Guest: ACLU Voting Rights Project attorney Julie Ebenstein
Plus: Hillary's DNC bounce, Trump 'unfit', and very bad monkeys...
By Brad Friedman on 8/2/2016, 6:19pm PT  

On today's BradCast I'm joined by litigator Julie Ebenstein, staff attorney with the ACLU Voting Rights Project, to discuss the remarkable string of encouraging voting rights victories in courts in some six different states over just the past few days.

The long-fought and long-sought wins in both federal and state courtrooms in North Carolina and Wisconsin (as Ernie Canning reported earlier today), as well as in Texas, Kansas, Michigan and North Dakota (as summarized by The Nation's Ari Berman) in the past two weeks, have severely undercut Republican voter suppression laws imposing Photo ID voting restrictions, cuts to early voting, restrictions on voter registration and much more. As Berman writes: "The Republican war on voting rights is backfiring."

Ebenstein, who has helped lead the legal battle against these discriminatory laws for years, shares my delight over the recent rulings, but is surprised only that they have come so quickly in succession of late. "Given how extreme and egregious some of the laws are," she tells me, "I'm not surprised the courts have found they violate the Constitution. I think a lot of these laws really have gone very far to put barriers in the way of voters and, in many instances, particularly in the way of black voters."

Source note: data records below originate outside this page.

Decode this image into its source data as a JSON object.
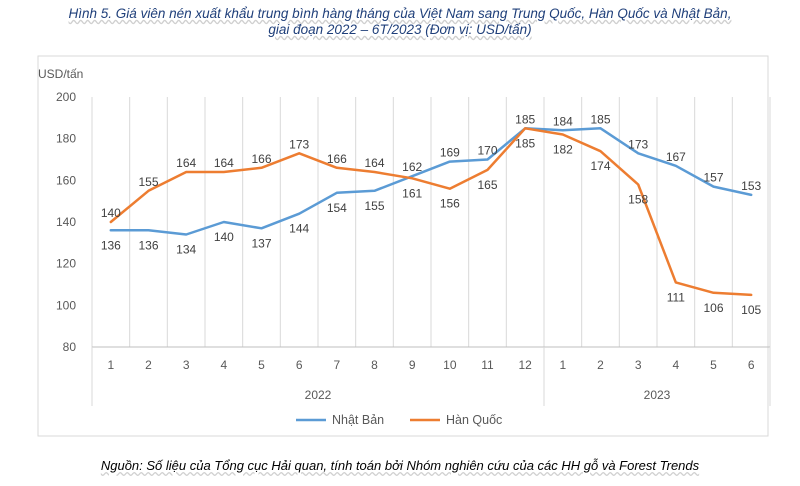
{
  "caption": {
    "line1": "Hình 5. Giá viên nén xuất khẩu trung bình hàng tháng của Việt Nam sang Trung Quốc, Hàn Quốc và Nhật Bản,",
    "line2": "giai đoạn 2022 – 6T/2023 (Đơn vị: USD/tấn)"
  },
  "source": "Nguồn: Số liệu của Tổng cục Hải quan, tính toán bởi Nhóm nghiên cứu của các HH gỗ và Forest Trends",
  "chart_data": {
    "type": "line",
    "ylabel": "USD/tấn",
    "ylim": [
      80,
      200
    ],
    "yticks": [
      80,
      100,
      120,
      140,
      160,
      180,
      200
    ],
    "grid": "vertical category gridlines",
    "categories": [
      "1",
      "2",
      "3",
      "4",
      "5",
      "6",
      "7",
      "8",
      "9",
      "10",
      "11",
      "12",
      "1",
      "2",
      "3",
      "4",
      "5",
      "6"
    ],
    "groups": [
      {
        "label": "2022",
        "count": 12
      },
      {
        "label": "2023",
        "count": 6
      }
    ],
    "series": [
      {
        "name": "Nhật Bản",
        "color": "#5b9bd5",
        "values": [
          136,
          136,
          134,
          140,
          137,
          144,
          154,
          155,
          162,
          169,
          170,
          185,
          184,
          185,
          173,
          167,
          157,
          153
        ]
      },
      {
        "name": "Hàn Quốc",
        "color": "#ed7d31",
        "values": [
          140,
          155,
          164,
          164,
          166,
          173,
          166,
          164,
          161,
          156,
          165,
          185,
          182,
          174,
          158,
          111,
          106,
          105
        ]
      }
    ],
    "legend_position": "bottom"
  }
}
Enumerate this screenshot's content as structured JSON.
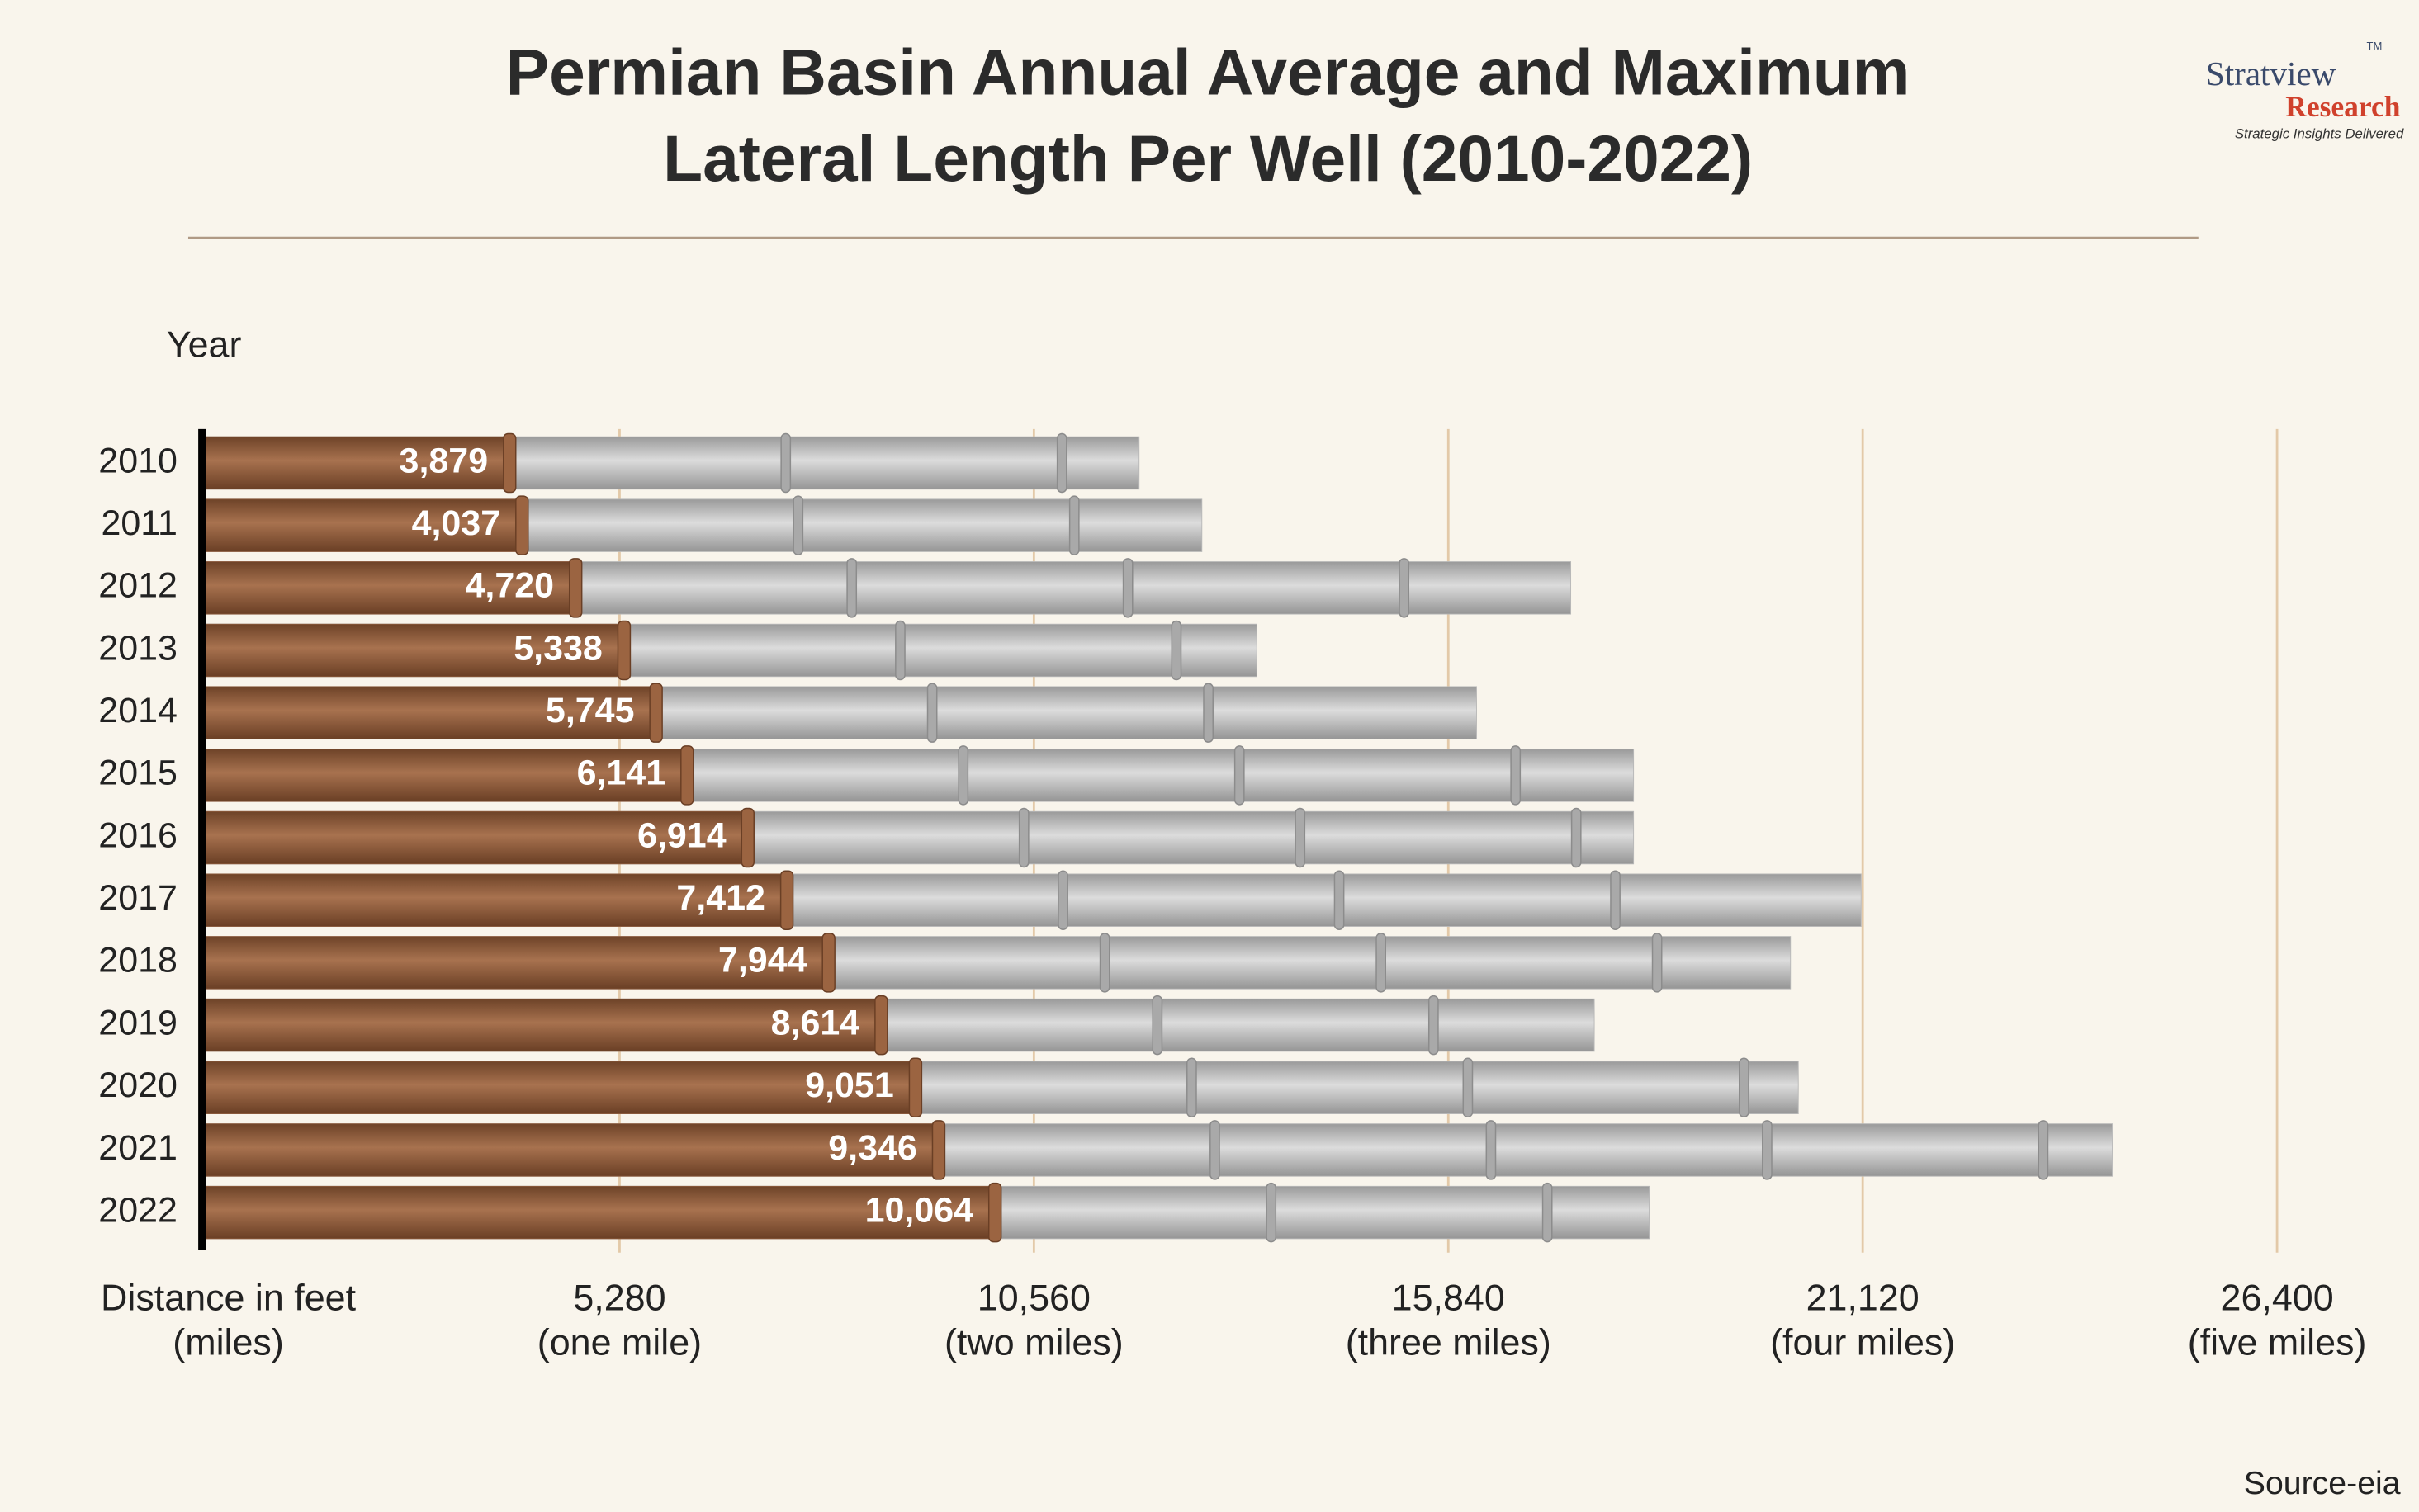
{
  "chart_data": {
    "type": "bar",
    "orientation": "horizontal",
    "title": [
      "Permian Basin Annual Average and Maximum",
      "Lateral Length Per Well (2010-2022)"
    ],
    "y_label": "Year",
    "x_label": [
      "Distance in feet",
      "(miles)"
    ],
    "categories": [
      "2010",
      "2011",
      "2012",
      "2013",
      "2014",
      "2015",
      "2016",
      "2017",
      "2018",
      "2019",
      "2020",
      "2021",
      "2022"
    ],
    "series": [
      {
        "color": "#8b5a3c",
        "values": [
          3879,
          4037,
          4720,
          5338,
          5745,
          6141,
          6914,
          7412,
          7944,
          8614,
          9051,
          9346,
          10064
        ],
        "value_labels": [
          "3,879",
          "4,037",
          "4,720",
          "5,338",
          "5,745",
          "6,141",
          "6,914",
          "7,412",
          "7,944",
          "8,614",
          "9,051",
          "9,346",
          "10,064"
        ]
      },
      {
        "color": "#b8b8b8",
        "values": [
          11900,
          12700,
          17400,
          13400,
          16200,
          18200,
          18200,
          21100,
          20200,
          17700,
          20300,
          24300,
          18400
        ]
      }
    ],
    "xlim": [
      0,
      26400
    ],
    "xticks": [
      {
        "value": 5280,
        "label": "5,280",
        "sublabel": "(one mile)"
      },
      {
        "value": 10560,
        "label": "10,560",
        "sublabel": "(two miles)"
      },
      {
        "value": 15840,
        "label": "15,840",
        "sublabel": "(three miles)"
      },
      {
        "value": 21120,
        "label": "21,120",
        "sublabel": "(four miles)"
      },
      {
        "value": 26400,
        "label": "26,400",
        "sublabel": "(five miles)"
      }
    ],
    "grid": true,
    "grid_color": "#e3c9a8"
  },
  "logo": {
    "name": "Stratview",
    "tm": "TM",
    "sub": "Research",
    "tagline": "Strategic Insights Delivered"
  },
  "source": "Source-eia"
}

On the courts finally striking down or weakening GOP Photo ID voting restrictions in NC, TX, WI and ND under the Voting Rights Act and/or the Constitution, she explains: "There's a broader recognition that this is really disenfranchising people in a very practical, day-to-day sense. I think the other thing the laws have highlighted, is that they're just not justified. As the North Carolina [ruling] put it, the laws constitute a solution in search of a problem. There's no evidence of any sort of voter impersonation, which is what these laws purport to protect against. So you have laws that will disenfranchise hundreds of thousands of potential voters. It's just shocking when you look at the harm these laws cause and the lack of justification that they were passed [with] in the first place."

But, she stresses, there remain a number of barriers and concerns about the November election and the various primaries leading up to it. "Even though we have a good decision, there's still going to be ongoing challenges. Things do stay in flux for quite some time," Ebenstein tells me, citing ongoing suppression tactics in a number of states, and adding, "I would encourage everybody to check right now whether you're registered, whether your registration is up to date, whether it has the accurate address on file, and [to] know what the rules are."

There's much more important information in our conversation that I can adequately even summarize here, so please give it a listen!

Also today: Hillary Clinton receives a bounce in both national and state polling (including in a number of very "red" states) following last week's Democratic National Convention in Philadelphia and Donald Trump's subsequent attacks on the parents of a Muslim-American U.S. Army Captain who is said to have given his life protecting fellow troops in Iraq in 2004. President Obama has declared Trump "unfit" for office in the bargain, and a number of high-ranking, elected GOPers have denounced Trump for it in recent days, but almost none have unendorsed the Republican nominee, much less announced an intention to keep him out of office by voting for Clinton. All of that and election-hating monkeys gone wild on today's BradCast!